Kristin Murphy, Deseret News
SALT LAKE CITY — Judi Hilman got up at 4 a.m. Thursday to figure out her response to the then-pending health care reform decision from The U.S. Supreme Court. The director of Utah's Health Policy Project planned for two possibilities: that the mandate requiring most Americans to purchase insurance would be stricken or that the entire Patient Protection and Affordable Care Act would fall.
Instead, in a 5-4 ruling, the court largely affirmed the controversial health care reform act, with Chief Justice John Roberts writing the majority opinion.
"This is historic — and frankly unexpected," said Hilman during a press conference that the bipartisan UHPP hastily renamed a "celebration" three hours after the ruling. The organization has supported health reform efforts.
Responses were varied, but uniformly volatile. Whether the Supreme Court decision is to be approached with the gravity and fear of the unknown that was seen in planning for Y2K with its expectation of a horrifying computer glitch or with the festivity of a Superbowl party depends entirely on who was responding, one observer noted.
The court upheld the requirement that most people purchase insurance or face penalties, called the individual mandate, on the grounds that is the equivalent of a tax, which Congress has a right to levy. The court struck down part of the expansion of the Medicaid program, ruling only expansion money could be withheld from states that choose not to participate with the measure, which expands Medicaid coverage to parents and childless adults up to 133 percent of poverty. The federal government will not be allowed to force compliance by withholding other Medicaid money.
"It takes away the stick with which to beat the states" if they don't comply, said Robert Bennett, former U.S. Senator from Utah and now a fellow at George Washington University's School of Media and Public Affairs. "It leaves the carrot."
The ruling surprised some watchers, who'd predicted that the chief justice and Associate Justice Anthony Kennedy would side together on ACA. Instead, Roberts sided with the more liberal wing of the court.

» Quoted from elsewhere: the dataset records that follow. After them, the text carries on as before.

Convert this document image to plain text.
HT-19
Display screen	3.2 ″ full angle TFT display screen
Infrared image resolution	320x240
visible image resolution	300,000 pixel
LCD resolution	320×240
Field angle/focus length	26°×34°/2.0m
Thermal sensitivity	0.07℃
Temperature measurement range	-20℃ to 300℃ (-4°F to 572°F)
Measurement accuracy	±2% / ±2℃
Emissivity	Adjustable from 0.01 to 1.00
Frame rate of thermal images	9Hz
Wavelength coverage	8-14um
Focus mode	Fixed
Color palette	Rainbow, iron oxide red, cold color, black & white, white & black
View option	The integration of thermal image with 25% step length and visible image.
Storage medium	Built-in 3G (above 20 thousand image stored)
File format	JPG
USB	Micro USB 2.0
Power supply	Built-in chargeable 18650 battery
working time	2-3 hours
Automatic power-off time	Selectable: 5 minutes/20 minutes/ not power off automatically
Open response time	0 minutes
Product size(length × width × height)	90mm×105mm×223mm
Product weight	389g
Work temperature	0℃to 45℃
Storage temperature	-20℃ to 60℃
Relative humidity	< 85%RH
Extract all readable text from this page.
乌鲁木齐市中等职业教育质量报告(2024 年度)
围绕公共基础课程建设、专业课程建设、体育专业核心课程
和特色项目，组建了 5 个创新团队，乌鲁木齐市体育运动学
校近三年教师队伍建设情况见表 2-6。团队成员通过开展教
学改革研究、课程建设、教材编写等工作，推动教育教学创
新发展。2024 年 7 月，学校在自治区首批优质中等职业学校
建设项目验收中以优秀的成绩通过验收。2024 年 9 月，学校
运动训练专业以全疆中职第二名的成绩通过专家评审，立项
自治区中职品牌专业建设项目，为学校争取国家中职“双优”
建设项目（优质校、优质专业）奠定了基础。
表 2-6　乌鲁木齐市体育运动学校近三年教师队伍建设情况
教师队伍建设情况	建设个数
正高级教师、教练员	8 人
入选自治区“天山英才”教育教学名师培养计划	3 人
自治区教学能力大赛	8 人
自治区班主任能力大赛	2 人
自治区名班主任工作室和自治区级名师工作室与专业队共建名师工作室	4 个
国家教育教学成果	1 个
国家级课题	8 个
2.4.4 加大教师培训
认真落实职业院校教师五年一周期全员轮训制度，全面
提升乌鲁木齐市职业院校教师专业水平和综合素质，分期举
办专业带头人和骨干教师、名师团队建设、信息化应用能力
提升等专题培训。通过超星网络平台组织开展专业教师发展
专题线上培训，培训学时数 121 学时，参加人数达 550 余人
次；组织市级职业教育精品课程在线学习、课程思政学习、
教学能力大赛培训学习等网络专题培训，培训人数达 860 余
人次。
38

In voting that way, he said, Roberts countered critics of the court who have said the justices are too political and would not set aside personal beliefs to decide cases on the basis of the law. The ruling "drove a major stake in that argument," Bennett told the Deseret News.
But he believes the decision, while upholding the individual mandate, also weakens it. People may choose to ignore the mandate and pay the tax penalty instead, he noted. That would change the depth of the risk pool, which has to be big enough to afford the costs associated with all the coverage that the ACA provides.
The ruling changes the act from a legal question — it's now officially constitutional — to a political one, said Rich McKeown, CEO of Leavitt Partners, which he founded with former Secretary of Health and Human Services Mike Leavitt.